Die Ergebnisse waren unabhängig von anderen wichtigen Faktoren wie Alter, Geschlecht, Depressionen und der körperlichen Funktionsfähigkeit vor dem Sturz. Die Ergebnisse berücksichtigten auch, ob der Sturz zu körperlichen Verletzungen geführt hatte oder nicht. Daher sagen die Forscher, dass die Ergebnisse nicht einfach darauf zurückgeführt werden können, dass ältere Menschen mit einer „positiven“ Einstellung jünger, fitter, weniger depressiv oder im Allgemeinen weniger verletzungsanfällig sind.
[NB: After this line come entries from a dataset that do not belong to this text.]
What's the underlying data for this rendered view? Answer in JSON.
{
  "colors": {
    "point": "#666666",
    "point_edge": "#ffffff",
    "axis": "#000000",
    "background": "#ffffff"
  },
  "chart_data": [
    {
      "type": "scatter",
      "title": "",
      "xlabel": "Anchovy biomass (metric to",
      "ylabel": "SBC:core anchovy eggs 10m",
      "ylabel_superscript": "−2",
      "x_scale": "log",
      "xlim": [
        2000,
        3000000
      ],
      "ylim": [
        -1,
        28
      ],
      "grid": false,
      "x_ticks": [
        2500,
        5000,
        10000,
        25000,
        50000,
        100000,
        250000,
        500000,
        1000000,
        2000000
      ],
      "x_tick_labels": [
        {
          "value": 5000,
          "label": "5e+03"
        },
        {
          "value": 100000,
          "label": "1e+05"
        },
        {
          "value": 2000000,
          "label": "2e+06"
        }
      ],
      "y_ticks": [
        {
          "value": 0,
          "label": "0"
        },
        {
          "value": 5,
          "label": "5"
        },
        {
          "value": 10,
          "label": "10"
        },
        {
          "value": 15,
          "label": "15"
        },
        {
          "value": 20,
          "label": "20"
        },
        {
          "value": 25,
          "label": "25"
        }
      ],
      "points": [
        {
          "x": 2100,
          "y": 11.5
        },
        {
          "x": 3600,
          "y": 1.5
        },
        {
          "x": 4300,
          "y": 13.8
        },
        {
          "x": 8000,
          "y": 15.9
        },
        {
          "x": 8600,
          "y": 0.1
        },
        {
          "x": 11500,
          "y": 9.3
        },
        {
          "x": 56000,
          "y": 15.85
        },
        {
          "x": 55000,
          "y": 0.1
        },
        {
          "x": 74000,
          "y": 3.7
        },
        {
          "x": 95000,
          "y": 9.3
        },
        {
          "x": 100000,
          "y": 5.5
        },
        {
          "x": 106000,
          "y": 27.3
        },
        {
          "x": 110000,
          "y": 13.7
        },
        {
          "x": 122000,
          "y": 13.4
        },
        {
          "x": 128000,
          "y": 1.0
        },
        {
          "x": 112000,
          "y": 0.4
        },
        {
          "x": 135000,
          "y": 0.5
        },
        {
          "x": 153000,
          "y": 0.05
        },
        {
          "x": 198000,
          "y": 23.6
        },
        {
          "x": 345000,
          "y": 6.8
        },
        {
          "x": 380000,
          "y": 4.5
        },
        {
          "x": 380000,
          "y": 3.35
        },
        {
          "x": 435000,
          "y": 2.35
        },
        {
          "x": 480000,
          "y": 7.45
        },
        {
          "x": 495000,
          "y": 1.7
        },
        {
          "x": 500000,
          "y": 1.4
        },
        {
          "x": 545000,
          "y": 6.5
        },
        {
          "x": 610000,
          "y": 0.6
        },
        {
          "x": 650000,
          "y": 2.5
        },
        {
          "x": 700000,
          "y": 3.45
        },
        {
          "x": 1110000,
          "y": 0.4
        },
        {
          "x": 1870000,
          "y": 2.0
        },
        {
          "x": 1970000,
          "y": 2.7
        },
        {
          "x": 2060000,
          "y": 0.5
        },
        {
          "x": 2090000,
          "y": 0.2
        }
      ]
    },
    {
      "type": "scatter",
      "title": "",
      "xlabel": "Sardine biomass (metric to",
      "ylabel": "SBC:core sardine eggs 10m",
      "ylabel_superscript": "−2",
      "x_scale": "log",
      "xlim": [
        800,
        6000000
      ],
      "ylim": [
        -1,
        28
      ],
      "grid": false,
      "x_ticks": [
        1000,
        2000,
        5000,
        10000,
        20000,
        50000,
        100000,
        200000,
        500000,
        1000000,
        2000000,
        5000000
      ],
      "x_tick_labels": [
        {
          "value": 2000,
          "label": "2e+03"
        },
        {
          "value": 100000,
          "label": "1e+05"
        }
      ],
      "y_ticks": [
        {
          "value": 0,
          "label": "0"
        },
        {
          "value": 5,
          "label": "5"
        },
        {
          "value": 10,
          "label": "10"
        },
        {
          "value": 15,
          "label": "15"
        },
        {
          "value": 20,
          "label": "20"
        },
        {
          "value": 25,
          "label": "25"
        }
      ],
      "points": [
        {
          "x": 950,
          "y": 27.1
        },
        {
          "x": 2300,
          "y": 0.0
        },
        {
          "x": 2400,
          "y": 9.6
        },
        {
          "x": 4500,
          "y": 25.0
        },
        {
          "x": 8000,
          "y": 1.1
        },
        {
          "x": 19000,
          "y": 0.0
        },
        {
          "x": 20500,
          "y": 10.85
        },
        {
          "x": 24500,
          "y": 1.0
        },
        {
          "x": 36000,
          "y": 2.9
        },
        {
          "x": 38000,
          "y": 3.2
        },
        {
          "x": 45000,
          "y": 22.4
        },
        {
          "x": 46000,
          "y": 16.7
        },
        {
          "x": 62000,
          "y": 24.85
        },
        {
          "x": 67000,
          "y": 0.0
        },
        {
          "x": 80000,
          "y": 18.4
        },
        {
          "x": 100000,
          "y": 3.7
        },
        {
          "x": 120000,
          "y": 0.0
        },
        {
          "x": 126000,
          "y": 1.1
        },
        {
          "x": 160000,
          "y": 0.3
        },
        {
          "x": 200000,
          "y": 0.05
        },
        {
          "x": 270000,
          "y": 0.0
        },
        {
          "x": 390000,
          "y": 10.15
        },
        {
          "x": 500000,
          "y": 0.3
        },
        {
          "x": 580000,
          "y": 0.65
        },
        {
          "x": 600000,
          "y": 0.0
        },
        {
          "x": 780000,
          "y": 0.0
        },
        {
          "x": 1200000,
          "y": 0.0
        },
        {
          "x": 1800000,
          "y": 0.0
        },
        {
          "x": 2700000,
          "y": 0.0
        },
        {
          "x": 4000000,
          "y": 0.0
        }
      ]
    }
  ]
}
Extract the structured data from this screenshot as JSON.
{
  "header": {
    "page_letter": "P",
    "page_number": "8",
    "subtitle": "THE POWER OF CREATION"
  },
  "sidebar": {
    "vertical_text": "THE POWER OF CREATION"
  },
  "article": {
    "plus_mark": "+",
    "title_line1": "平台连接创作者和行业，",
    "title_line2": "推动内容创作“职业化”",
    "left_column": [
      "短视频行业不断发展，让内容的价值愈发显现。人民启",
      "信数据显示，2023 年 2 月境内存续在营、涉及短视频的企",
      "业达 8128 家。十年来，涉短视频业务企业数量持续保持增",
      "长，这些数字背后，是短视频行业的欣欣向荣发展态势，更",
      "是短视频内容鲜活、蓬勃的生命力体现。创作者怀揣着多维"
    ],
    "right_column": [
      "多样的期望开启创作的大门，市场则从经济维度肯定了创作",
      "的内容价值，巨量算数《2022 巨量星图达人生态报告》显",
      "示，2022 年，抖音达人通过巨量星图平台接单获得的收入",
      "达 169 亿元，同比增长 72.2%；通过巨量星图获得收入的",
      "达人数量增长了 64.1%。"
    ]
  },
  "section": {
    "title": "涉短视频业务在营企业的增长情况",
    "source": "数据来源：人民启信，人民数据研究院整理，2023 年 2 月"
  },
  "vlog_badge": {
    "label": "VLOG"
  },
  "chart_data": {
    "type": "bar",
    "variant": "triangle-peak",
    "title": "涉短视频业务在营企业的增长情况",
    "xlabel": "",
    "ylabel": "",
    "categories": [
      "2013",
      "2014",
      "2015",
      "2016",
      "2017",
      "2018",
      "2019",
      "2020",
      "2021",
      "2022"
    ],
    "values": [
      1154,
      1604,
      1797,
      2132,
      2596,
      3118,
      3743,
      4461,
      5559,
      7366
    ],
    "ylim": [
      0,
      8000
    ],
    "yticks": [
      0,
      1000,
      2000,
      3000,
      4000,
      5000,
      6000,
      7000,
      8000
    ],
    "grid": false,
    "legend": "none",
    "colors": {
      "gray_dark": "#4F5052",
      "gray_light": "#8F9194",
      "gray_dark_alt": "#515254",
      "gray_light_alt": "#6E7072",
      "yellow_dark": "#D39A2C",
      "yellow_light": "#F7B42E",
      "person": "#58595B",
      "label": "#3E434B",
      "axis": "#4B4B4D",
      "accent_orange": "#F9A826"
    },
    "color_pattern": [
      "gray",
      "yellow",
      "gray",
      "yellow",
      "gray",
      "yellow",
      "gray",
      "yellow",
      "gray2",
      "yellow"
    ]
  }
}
Die Forscher fanden heraus, dass Personen, die bei den Messungen zur „Selbstwahrnehmung des Alterns“ die höchstmögliche Punktzahl erzielten – also die positivste Einstellung hatten –, im Vergleich zu Personen mit der niedrigstmöglichen Punktzahl eine um 162% geringere Wahrscheinlichkeit für eine verlangsamte Gehgeschwindigkeit, eine um 200% geringere Wahrscheinlichkeit für die Abhängigkeit von anderen bei der Verrichtung alltäglicher Aktivitäten, und eine um 123% geringere Wahrscheinlichkeit für körperliche Inaktivität nach einem Sturz aufwiesen.
Verbesserung der Genesung und des Wohlbefindens
Dr. Toby Ellmers vom Imperial College London, Abteilung für Gehirnwissenschaften, der die Studie mitgeleitet hat, sagte: „Diejenigen, die positivere Gefühle gegenüber ihrem eigenen Altern äußerten, schienen vor schwerwiegenderen körperlichen Folgen nach einem Sturz geschützt zu sein. Es gab erhebliche Unterschiede in der Geschwindigkeit der körperlichen Genesung bei den von uns untersuchten Personen, und dies schien mit ihrer ursprünglichen Einstellung zum Älterwerden zusammenzuhängen.“ Der Co-Leiter Dr. Mathew Hill vom Forschungszentrum für körperliche Aktivität, Sport und Bewegungswissenschaften der Coventry University meinte: „Obwohl wir aus früheren Untersuchungen wussten, dass negative Einstellungen und Überzeugungen zum Älterwerden mit einem erhöhten Risiko für negative Gesundheitsfolgen wie Schlaganfall und Mortalität verbunden sind, ist dies die erste Studie, die diese speziell mit der körperlichen Erholung nach einem Sturz in Verbindung bringt.“
Diese Ergebnisse deuten laut den Experten darauf hin, dass eine Veränderung der Art und Weise, wie manche ältere Menschen ihren Alterungsprozess sehen, eine wichtige Rolle bei der Verbesserung der Genesung und des Wohlbefindens spielen könnte. Die Autoren weisen darauf hin, dass die vorliegende Studie die Schwere der verschiedenen Stürze (außer bei Verletzungen) nicht berücksichtigt hat und keine endgültigen Rückschlüsse auf die Kausalität zulässt. In einem nächsten Schritt möchten die Forscher untersuchen, ob die Auseinandersetzung mit negativen Vorstellungen über das Altern dazu beitragen kann, körperliche Einschränkungen nach einem Sturz zu verhindern.